Print Edition: April 4, 2012

The Fraser Valley Regional was held last week at UFV for the fourth consecutive year. Elementary and secondary students from the Fraser Valley showcased their talents with science-based projects that were a far stretch from the classic volcano model.

Right at the end of what has been “Youth Science Month” across Canada, Fraser Valley grade school students put on an impressive display of research-based projects up in the Envision Athletic Centre at UFV. Projects were put on display from Wednesday to Friday followed by an awards ceremony Friday afternoon.

Projects took on a wide variety of subjects from health to agricultural to music based experiments. Students tested the effects of certain foods and vitamins on the human body. They experimented to see what environments plants and animals would thrive in: natural vs. artificial. They played architect, making precise replicas in smaller form and one project even recreated an electric guitar using only simple materials.
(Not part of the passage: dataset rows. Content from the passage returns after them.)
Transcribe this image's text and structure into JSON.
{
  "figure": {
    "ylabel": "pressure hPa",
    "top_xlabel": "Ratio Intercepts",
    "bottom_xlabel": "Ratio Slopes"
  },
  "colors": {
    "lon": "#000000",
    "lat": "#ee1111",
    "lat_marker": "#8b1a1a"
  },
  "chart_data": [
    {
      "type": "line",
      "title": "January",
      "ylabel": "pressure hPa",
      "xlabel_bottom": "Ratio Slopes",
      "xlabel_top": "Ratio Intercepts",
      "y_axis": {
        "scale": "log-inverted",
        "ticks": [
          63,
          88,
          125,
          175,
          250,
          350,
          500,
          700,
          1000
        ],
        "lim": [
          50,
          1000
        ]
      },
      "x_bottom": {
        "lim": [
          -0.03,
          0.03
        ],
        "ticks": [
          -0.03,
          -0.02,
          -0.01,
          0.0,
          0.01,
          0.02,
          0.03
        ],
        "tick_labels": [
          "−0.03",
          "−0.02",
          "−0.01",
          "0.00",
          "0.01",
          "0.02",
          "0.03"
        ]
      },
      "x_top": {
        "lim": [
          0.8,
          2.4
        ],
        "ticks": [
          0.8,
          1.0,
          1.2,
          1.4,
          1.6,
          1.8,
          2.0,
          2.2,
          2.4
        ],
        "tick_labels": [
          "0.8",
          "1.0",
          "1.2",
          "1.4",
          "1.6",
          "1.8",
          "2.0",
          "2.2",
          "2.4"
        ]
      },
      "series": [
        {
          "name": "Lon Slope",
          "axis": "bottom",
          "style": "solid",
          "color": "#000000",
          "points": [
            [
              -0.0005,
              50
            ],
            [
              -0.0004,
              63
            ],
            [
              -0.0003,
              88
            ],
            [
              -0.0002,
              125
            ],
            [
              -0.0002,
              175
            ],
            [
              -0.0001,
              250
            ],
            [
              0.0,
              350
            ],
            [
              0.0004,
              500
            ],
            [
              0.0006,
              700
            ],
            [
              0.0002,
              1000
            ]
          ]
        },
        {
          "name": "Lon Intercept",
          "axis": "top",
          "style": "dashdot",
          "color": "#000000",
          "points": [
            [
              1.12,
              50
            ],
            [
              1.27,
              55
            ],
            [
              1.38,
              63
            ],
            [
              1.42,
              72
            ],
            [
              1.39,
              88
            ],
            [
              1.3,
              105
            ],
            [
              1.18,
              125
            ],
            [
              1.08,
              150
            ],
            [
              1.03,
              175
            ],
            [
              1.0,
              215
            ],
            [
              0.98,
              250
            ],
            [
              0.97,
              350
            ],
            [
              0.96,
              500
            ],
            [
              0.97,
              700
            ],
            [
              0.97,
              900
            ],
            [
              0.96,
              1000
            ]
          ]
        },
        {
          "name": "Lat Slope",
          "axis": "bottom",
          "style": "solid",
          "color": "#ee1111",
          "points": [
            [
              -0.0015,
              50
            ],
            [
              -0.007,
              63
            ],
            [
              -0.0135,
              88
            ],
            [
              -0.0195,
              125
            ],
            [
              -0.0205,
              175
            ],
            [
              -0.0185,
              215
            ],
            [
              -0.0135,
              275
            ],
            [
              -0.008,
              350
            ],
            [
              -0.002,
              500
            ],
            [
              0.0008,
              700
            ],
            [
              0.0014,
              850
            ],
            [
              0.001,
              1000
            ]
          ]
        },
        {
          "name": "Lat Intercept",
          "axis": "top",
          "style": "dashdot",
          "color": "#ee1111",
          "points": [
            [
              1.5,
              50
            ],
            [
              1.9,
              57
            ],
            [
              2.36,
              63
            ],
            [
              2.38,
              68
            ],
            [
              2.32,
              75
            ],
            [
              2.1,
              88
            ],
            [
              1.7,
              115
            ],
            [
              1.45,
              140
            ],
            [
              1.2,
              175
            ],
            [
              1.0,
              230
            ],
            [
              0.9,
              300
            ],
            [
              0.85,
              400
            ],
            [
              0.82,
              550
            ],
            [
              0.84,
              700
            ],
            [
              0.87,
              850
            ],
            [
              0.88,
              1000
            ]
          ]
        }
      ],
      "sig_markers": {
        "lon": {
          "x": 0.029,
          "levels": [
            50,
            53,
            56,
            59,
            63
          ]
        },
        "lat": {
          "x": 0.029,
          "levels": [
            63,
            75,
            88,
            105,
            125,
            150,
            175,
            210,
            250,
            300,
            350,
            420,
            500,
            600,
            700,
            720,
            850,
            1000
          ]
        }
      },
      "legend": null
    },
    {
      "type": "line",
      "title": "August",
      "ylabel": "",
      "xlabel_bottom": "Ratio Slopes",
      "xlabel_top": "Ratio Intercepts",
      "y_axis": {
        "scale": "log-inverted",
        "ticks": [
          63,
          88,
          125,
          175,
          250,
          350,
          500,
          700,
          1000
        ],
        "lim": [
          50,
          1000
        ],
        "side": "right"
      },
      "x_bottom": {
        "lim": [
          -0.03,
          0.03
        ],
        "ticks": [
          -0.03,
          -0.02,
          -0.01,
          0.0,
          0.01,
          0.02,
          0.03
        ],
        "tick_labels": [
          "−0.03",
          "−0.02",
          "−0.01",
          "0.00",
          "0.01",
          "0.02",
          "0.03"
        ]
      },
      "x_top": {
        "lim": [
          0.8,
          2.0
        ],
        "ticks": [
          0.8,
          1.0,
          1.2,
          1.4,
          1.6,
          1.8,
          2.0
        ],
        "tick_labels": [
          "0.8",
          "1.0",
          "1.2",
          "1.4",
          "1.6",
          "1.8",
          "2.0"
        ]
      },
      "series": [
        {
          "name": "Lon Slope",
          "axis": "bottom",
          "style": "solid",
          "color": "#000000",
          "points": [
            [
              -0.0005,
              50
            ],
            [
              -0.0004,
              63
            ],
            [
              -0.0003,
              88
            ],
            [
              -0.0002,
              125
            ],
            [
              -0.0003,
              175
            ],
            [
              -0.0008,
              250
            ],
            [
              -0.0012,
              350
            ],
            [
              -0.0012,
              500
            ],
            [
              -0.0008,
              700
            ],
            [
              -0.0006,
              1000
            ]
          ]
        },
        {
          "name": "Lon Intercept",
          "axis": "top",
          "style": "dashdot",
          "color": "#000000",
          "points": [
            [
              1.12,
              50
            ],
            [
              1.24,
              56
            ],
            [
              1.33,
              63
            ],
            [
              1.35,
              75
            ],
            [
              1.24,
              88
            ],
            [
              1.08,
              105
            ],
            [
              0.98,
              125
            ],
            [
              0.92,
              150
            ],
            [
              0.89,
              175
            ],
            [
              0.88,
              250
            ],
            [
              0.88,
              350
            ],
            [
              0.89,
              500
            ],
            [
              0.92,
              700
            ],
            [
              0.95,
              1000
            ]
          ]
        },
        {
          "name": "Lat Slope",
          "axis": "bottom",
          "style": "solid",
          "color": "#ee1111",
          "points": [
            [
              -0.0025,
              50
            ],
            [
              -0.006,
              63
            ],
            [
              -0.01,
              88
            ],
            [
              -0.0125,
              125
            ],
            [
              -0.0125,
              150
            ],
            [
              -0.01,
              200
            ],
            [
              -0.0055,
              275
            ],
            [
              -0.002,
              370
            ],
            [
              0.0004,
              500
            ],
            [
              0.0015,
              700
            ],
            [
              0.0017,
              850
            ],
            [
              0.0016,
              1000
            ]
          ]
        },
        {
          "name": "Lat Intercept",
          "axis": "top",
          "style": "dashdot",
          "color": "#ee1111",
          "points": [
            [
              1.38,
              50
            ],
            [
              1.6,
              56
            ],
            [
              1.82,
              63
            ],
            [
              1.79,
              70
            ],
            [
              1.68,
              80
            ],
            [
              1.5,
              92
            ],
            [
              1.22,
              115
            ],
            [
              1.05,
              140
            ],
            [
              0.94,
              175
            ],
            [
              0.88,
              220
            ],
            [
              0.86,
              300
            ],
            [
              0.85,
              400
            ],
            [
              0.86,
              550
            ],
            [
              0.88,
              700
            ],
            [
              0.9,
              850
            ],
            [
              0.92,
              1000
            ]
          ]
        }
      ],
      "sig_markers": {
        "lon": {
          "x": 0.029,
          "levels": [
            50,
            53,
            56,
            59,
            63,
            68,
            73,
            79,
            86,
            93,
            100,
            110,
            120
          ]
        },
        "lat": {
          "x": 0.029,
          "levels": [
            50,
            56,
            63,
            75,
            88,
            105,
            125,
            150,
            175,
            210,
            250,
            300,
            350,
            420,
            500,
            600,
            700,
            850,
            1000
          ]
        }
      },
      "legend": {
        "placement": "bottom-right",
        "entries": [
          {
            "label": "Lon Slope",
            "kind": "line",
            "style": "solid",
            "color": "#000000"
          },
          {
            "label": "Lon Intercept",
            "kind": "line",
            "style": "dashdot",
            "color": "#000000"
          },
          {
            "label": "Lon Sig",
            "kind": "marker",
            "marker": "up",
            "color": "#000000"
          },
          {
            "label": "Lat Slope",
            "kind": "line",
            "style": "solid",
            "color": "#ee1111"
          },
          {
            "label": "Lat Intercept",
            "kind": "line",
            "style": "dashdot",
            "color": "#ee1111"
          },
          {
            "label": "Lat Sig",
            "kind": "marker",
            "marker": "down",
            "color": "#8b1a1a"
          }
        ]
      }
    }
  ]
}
The awards ceremony presented winning students with cash prizes and scholarships from local sponsors. Over $42,000 in awards were given to students who had outstanding projects that represented innovation in a particular or general category. Two hundred students from 21 local schools participated this year with a total of 160 projects on display for judgment and perusal.

Lead judge Dr. Ron Wilen of UFV’s Biology department seemed equal parts excited and overwhelmed about the event. He explained that he feared the coming of the event all year due to the abundance of talent presented because not all can be winners. He was clearly thrilled with all the projects he had viewed and was not looking forward to the difficult task of choosing the winners, considering the ample efforts put forth by all. Students from grades seven to 12 were competing for the ultimate prize, which was to be chosen to represent their region at the Canada-wide science fair in Charlotte Town, P.E.I., in May.

Students were self-motivated for the most part as many of the projects were not required for class credit. Students came out for science’s sake, motivated for reasons other than it being forced upon them by the class curriculum.